Менялась тогда в лице старая ведьма.
— Это кто тебя научил такому? — и руки в боки встанет. — Сколько раз тебе отец говорил на озеро не бегать… И без башмаков не ходить! — кричала уже внучке вдогонку, когда та улепетывала от бабки к русалкам в омут.
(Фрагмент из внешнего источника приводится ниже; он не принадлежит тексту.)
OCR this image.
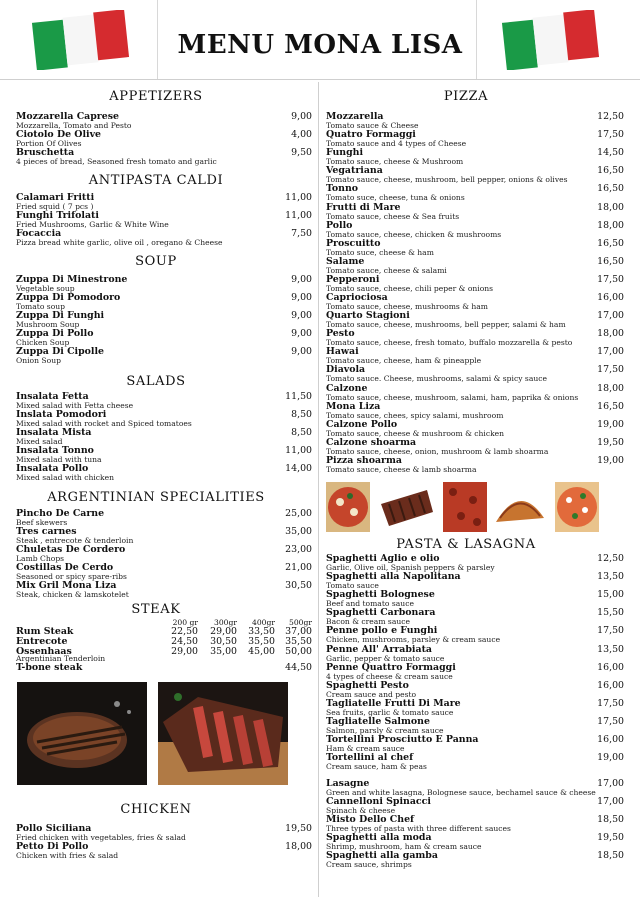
MENU MONA LISA
APPETIZERS
Mozzarella Caprese
Mozzarella, Tomato and Pesto
9,00
Ciotolo De Olive
Portion Of Olives
4,00
Bruschetta
4 pieces of bread, Seasoned fresh tomato and garlic
9,50
ANTIPASTA CALDI
Calamari Fritti
Fried squid ( 7 pcs )
11,00
Funghi Trifolati
Fried Mushrooms, Garlic & White Wine
11,00
Focaccia
Pizza bread white garlic, olive oil , oregano & Cheese
7,50
SOUP
Zuppa Di Minestrone
Vegetable soup
9,00
Zuppa Di Pomodoro
Tomato soup
9,00
Zuppa Di Funghi
Mushroom Soup
9,00
Zuppa Di Pollo
Chicken Soup
9,00
Zuppa Di Cipolle
Onion Soup
9,00
SALADS
Insalata Fetta
Mixed salad with Fetta cheese
11,50
Inslata Pomodori
Mixed salad with rocket and Spiced tomatoes
8,50
Insalata Mista
Mixed salad
8,50
Insalata Tonno
Mixed salad with tuna
11,00
Insalata Pollo
Mixed salad with chicken
14,00
ARGENTINIAN SPECIALITIES
Pincho De Carne
Beef skewers
25,00
Tres carnes
Steak , entrecote & tenderloin
35,00
Chuletas De Cordero
Lamb Chops
23,00
Costillas De Cerdo
Seasoned or spicy spare-ribs
21,00
Mix Gril Mona Liza
Steak, chicken & lamskotelet
30,50
STEAK
CHICKEN
Pollo Siciliana
Fried chicken with vegetables, fries & salad
19,50
Petto Di Pollo
Chicken with fries & salad
18,00
200 gr	300gr	400gr	500gr
Rum Steak	22,50	29,00	33,50	37,00
Entrecote	24,50	30,50	35,50	35,50
Ossenhaas	29,00	35,00	45,00	50,00
Argentinian Tenderloin
T-bone steak	44,50
PIZZA
Mozzarella
Tomato sauce & Cheese
12,50
Quatro Formaggi
Tomato sauce and 4 types of Cheese
17,50
Funghi
Tomato sauce, cheese & Mushroom
14,50
Vegatriana
Tomato sauce, cheese, mushroom, bell pepper, onions & olives
16,50
Tonno
Tomato suce, cheese, tuna & onions
16,50
Frutti di Mare
Tomato sauce, cheese & Sea fruits
18,00
Pollo
Tomato sauce, cheese, chicken & mushrooms
18,00
Proscuitto
Tomato suce, cheese & ham
16,50
Salame
Tomato sauce, cheese & salami
16,50
Pepperoni
Tomato sauce, cheese, chili peper & onions
17,50
Capriociosa
Tomato sauce, cheese, mushrooms & ham
16,00
Quarto Stagioni
Tomato sauce, cheese, mushrooms, bell pepper, salami & ham
17,00
Pesto
Tomato sauce, cheese, fresh tomato, buffalo mozzarella & pesto
18,00
Hawai
Tomato sauce, cheese, ham & pineapple
17,00
Diavola
Tomato sauce. Cheese, mushrooms, salami & spicy sauce
17,50
Calzone
Tomato sauce, cheese, mushroom, salami, ham, paprika & onions
18,00
Mona Liza
Tomato sauce, chees, spicy salami, mushroom
16,50
Calzone Pollo
Tomato sauce, cheese & mushroom & chicken
19,00
Calzone shoarma
Tomato sauce, cheese, onion, mushroom & lamb shoarma
19,50
Pizza shoarma
Tomato sauce, cheese & lamb shoarma
19,00
PASTA & LASAGNA
Spaghetti Aglio e olio
Garlic, Olive oil, Spanish peppers & parsley
12,50
Spaghetti alla Napolitana
Tomato sauce
13,50
Spaghetti Bolognese
Beef and tomato sauce
15,00
Spaghetti Carbonara
Bacon & cream sauce
15,50
Penne pollo e Funghi
Chicken, mushrooms, parsley & cream sauce
17,50
Penne All' Arrabiata
Garlic, pepper & tomato sauce
13,50
Penne Quattro Formaggi
4 types of cheese & cream sauce
16,00
Spaghetti Pesto
Cream sauce and pesto
16,00
Tagliatelle Frutti Di Mare
Sea fruits, garlic & tomato sauce
17,50
Tagliatelle Salmone
Salmon, parsly & cream sauce
17,50
Tortellini Prosciutto E Panna
Ham & cream sauce
16,00
Tortellini al chef
Cream sauce, ham & peas
19,00
Lasagne
Green and white lasagna, Bolognese sauce, bechamel sauce & cheese
17,00
Cannelloni Spinacci
Spinach & cheese
17,00
Misto Dello Chef
Three types of pasta with three different sauces
18,50
Spaghetti alla moda
Shrimp, mushroom, ham & cream sauce
19,50
Spaghetti alla gamba
Cream sauce, shrimps
18,50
Если бегать ее прадед научил, то плавать — подруженьки, лады простоволосые… И другим премудростям — пусть лишь на словах да все же без скромностей — обучили. А иногда Светлана еще и подслушивала разговоры бабки с отцом:
— Дочь, что яблонька, взрастить-то ты ее взрастишь — гляди, сколько помощников у тебя, а посадить не сумеешь, ох не сумеешь… Нет достойного ей, нет… Один, что лапать в лохмотьях, у другого воронье тело. И у всех рот от волков…
И как клацнет зубами на князя, тот даже отпрянет, а она хохочет — дико хохочет. Даже все травы под потолком трясутся от ее хохота.
— Не отдашь ведь, не отдашь…
Спугнули тогда сороки девочку и не услышала она ответ отца. Зато бабка на другой день снова подступилась к ней:
— Издавна у нас мужей учили правильно бить жен: все по плечам березовым прутиком, а по спине лишь немного. А глаз и ушей не касаться, чтобы шишки с синяками не вскочили и никто б не догадался, что волком, кто изодрал и медведем, кто измял, муж был… Так учили, так и делали. Так и делают…
Не стерпела тогда Светлана, к отцу с расспросами полезла. Сощурился Мирослав и сказал:
— Учили, учили… Да только мне это не пригодилось. Я другой совет принял: будешь ласков ты с желанной, будешь девой мило принят.